Nicholas had thus approved himself to his countrymen as a thoroughly capable man, as farmer, military leader, member of the assembly, councillor, judge and father of a family—also a man of complete moral integrity. All the while, however, he led a life of contemplative prayer and rigorous fasting. He was the subject of symbolic visions and a diabolic assault.
After some twenty years of married life, in 1467 Nicholas received a compelling call to abandon his home and the world and become a hermit. Though she had just borne his tenth child his wife heroically consented. His neighbors, however, even his older children, regarded his action as indefensible, unbalanced, immoral and irresponsible. He set out for Alsace, where he intended to live. Had he carried out his intention his vocation would have been missed. A storm, however, symbolically interpreted, and friendly advice not to settle where the Swiss were detested made him turn back from the border. At the same time he became incapable of eating or drinking—a condition which continued for the rest of his life. As an act of obedience to a bishop he once ate with acute agony a piece of soaked bread. (The problem of prolonged fasting is more fully discussed in the account of St. Lidwina of Schiedam.)
He resumed to his native canton, passing the first night undiscovered in the cow-shed of his farm and settled in a hermitage at Ranft within a few miles of his home. It was no temptation to return home, as he never felt the least desire for his former life. Symbolic visions continued to be a feature of his contemplation, and when, after a month's strict surveillance, his countrymen were convinced that his fast was genuine, they recognised his sanctity and vocation, and he became a spiritual guide whose advice was widely sought and followed. Pilgrims came from distant parts to consult him. He acquired influence with Duke Sigismund of the Tirol, whom he confirmed in his neutrality when the Swiss confederacy met and defeated Charles of Burgundy. Everything was ready for the climax of Nicholas's life: the accomplishment of his unique vocation.
The victorious cantons were at loggerheads. The rural cantons opposed inflexibly the demand of Zurich and Lucerne that Freiburg and Soleure be admitted to the confederacy.
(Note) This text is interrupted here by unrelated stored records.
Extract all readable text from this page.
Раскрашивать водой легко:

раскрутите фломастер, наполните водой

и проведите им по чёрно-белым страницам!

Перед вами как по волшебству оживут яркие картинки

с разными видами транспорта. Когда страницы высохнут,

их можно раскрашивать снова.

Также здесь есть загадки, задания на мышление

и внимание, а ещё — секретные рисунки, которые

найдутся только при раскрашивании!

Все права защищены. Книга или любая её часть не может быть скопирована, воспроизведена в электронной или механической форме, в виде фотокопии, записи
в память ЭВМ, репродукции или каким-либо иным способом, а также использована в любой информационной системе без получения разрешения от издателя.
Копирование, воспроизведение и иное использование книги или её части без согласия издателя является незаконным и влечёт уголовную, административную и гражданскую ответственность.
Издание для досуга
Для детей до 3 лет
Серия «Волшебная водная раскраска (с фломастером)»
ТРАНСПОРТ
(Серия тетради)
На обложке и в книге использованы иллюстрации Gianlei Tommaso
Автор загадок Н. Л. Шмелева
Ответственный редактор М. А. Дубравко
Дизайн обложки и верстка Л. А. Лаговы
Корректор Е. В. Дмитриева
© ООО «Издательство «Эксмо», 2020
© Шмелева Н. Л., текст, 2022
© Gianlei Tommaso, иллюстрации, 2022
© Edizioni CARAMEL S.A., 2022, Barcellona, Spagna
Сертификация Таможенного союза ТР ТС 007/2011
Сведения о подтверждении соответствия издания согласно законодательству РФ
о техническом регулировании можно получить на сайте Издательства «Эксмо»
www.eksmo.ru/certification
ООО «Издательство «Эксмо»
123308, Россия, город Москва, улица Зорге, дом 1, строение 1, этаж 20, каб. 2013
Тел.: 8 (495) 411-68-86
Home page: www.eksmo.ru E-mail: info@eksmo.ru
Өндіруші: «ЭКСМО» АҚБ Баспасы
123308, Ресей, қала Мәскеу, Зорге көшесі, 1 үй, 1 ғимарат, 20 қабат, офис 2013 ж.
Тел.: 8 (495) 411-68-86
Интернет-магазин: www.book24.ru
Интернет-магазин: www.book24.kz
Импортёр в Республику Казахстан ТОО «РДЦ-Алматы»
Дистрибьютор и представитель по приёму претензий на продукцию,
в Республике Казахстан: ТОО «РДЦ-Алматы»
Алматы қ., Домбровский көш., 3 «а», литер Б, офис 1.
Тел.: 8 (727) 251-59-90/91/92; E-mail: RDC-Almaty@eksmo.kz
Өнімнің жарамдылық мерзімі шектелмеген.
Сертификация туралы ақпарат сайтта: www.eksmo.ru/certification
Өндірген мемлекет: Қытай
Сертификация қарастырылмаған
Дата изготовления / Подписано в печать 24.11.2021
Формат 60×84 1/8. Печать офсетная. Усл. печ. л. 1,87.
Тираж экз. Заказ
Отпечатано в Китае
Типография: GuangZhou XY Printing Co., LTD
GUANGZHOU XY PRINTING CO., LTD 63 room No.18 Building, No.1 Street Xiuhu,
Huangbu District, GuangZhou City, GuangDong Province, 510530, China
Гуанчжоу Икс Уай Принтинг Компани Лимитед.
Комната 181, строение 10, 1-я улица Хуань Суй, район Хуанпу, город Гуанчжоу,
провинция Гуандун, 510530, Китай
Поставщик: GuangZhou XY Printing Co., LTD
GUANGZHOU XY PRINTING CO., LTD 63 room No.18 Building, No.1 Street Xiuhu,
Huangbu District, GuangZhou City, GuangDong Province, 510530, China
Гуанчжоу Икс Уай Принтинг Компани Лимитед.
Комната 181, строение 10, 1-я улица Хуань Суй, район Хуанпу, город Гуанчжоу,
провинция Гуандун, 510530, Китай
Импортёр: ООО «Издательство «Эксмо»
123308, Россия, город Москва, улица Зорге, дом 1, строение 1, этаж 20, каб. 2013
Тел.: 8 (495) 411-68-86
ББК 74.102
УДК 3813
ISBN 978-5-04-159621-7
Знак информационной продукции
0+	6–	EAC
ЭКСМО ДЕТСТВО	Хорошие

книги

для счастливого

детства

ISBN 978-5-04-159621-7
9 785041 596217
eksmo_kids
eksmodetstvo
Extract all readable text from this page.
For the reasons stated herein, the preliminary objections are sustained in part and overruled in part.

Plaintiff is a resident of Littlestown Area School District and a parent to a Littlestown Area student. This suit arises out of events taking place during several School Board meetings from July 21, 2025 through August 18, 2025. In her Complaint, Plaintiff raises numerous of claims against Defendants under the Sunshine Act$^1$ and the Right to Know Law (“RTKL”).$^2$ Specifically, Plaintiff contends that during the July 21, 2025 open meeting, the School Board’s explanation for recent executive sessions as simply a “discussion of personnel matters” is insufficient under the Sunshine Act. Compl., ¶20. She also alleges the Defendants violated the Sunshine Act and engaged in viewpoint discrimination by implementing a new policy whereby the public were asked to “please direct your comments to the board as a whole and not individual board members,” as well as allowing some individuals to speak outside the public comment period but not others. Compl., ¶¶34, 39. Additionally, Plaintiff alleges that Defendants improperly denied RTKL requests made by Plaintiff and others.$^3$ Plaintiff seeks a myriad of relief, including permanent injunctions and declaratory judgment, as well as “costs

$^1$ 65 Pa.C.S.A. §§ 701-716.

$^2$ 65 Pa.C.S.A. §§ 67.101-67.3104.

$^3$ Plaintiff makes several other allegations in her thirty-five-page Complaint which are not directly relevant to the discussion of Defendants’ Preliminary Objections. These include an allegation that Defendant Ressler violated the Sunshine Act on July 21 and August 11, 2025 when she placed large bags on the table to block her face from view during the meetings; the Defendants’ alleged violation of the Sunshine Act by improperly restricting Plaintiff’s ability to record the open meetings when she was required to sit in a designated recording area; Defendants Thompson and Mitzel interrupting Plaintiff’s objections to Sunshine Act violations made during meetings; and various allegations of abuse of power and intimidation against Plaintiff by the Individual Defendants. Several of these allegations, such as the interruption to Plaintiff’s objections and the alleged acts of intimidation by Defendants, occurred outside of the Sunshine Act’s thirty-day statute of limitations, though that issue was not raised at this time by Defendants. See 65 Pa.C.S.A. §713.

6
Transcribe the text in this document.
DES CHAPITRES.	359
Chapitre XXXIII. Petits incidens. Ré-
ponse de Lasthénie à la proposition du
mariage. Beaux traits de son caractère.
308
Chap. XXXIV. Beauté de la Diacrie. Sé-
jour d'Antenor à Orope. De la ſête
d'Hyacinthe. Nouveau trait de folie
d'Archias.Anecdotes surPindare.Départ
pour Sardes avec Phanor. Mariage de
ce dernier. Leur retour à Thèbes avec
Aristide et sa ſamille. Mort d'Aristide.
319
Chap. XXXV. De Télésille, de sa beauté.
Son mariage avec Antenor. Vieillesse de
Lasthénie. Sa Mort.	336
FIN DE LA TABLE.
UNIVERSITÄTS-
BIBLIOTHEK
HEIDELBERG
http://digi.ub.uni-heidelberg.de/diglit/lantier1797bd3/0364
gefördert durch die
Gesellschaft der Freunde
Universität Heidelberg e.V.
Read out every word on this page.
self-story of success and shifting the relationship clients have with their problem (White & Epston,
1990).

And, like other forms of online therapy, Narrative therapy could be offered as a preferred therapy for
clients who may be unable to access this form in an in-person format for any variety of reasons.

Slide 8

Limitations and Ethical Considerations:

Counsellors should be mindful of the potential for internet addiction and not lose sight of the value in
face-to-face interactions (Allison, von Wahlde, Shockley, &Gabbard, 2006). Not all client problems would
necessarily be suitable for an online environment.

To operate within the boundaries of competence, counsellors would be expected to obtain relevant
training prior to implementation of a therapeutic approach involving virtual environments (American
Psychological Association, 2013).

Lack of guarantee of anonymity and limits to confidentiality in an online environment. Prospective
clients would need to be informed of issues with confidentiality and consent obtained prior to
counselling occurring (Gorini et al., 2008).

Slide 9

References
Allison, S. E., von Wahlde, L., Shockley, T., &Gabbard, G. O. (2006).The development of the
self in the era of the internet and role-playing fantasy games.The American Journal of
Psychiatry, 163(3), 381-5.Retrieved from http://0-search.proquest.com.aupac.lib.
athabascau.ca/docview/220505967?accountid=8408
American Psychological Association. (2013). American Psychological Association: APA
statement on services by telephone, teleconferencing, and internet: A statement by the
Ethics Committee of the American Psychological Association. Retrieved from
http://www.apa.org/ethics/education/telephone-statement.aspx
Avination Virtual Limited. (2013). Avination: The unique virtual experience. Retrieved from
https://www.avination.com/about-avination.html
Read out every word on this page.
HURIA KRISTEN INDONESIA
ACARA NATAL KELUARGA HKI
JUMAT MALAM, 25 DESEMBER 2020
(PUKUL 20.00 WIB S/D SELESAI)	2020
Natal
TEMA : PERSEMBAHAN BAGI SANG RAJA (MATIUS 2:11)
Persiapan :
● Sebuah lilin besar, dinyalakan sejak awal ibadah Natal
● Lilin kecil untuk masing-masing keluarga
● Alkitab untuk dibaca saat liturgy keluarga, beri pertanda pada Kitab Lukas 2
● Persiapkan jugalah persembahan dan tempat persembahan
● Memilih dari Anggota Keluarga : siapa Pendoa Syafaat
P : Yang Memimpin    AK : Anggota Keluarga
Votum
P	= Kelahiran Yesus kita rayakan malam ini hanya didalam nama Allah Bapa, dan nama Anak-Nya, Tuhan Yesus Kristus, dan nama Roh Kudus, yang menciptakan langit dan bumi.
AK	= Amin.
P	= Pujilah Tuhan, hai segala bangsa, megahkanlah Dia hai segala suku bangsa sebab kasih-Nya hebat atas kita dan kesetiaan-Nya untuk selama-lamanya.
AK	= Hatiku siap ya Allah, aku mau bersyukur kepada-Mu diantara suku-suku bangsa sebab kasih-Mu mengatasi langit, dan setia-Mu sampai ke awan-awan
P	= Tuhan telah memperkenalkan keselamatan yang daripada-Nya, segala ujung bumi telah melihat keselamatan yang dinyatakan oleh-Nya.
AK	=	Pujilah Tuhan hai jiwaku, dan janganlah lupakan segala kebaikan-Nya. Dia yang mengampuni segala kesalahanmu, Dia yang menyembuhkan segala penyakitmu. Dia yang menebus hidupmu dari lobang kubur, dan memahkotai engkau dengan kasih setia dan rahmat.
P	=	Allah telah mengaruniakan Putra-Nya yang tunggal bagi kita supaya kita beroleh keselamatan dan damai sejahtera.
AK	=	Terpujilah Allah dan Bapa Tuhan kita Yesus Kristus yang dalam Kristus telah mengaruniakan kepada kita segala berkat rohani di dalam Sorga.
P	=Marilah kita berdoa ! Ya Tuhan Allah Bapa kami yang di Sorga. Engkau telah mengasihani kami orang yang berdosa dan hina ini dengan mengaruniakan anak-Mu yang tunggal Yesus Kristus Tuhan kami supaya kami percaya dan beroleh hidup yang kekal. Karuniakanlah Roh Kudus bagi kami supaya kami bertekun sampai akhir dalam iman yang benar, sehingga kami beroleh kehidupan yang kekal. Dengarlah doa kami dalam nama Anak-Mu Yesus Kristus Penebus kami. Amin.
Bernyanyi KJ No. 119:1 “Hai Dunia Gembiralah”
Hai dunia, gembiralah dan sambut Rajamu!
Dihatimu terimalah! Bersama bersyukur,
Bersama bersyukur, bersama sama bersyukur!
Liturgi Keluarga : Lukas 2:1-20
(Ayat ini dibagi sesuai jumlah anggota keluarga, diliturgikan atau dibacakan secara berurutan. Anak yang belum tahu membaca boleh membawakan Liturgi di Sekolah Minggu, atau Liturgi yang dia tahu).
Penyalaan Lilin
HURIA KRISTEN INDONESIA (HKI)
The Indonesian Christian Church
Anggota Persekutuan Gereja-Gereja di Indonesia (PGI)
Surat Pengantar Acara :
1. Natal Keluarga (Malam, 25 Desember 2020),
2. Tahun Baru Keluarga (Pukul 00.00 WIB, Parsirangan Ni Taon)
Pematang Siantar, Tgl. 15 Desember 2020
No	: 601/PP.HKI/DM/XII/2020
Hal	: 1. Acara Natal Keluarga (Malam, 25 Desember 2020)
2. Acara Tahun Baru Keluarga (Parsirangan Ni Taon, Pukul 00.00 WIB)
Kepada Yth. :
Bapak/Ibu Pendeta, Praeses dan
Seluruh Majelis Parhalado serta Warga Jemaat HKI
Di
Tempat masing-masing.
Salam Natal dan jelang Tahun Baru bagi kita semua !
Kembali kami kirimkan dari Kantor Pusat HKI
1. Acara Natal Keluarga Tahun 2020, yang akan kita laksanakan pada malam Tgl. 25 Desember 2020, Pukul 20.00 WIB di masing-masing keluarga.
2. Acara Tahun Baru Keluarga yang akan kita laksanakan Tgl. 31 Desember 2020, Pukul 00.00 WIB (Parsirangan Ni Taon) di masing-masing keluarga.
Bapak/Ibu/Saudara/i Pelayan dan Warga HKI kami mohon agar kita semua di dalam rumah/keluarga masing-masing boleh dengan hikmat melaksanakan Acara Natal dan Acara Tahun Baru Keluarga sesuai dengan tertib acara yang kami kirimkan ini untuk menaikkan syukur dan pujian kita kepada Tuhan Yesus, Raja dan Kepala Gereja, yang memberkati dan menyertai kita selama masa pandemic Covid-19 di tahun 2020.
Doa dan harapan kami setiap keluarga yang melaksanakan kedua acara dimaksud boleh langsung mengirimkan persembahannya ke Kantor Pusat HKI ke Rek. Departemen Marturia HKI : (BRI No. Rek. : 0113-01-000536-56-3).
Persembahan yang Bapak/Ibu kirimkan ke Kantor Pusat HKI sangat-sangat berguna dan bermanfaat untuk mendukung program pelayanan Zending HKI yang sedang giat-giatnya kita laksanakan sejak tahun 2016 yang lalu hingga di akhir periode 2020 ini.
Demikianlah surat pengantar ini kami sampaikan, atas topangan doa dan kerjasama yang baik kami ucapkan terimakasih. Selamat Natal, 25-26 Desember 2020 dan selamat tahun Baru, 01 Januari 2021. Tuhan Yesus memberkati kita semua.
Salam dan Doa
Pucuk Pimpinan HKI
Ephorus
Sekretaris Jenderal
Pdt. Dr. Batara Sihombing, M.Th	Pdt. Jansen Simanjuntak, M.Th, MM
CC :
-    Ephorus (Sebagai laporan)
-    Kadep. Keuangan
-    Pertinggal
A conference held at Stans, December 1481, failed to reach agreement. Next day the delegates would disperse and a civil war ensue which would presumably have destroyed the confederacy. The parish priest, once Nicholas's confessor, hurried to Ranft and laid the matter before the hermit. During the night Nicholas dictated suggested terms of agreement. The priest resumed in time to persuade the delegates to give a hearing to the proposals of a man so widely respected for his well tried practical abilities and so widely venerated for his holiness. The terms suggested—the conditional admittance of Freiburg and Soleure—were unanimously accepted and embodied in the agreement of Stans. Switzerland had been saved.
Nicholas survived his achievement almost six years, universally revered, visited and consulted. On March 21st 1487, his seventieth birthday, he died, apparently of his first illness. One is glad to know that his wife and children attended his deathbed. After all, she had never lost her husband completely. Honored by Swiss Protestants, venerated by Swiss Catholics, Nicholas's cult, uninterrupted since his death, was officially sanctioned by Clement IX (1667-9). In 1947 he was canonized by Pope Pius XII.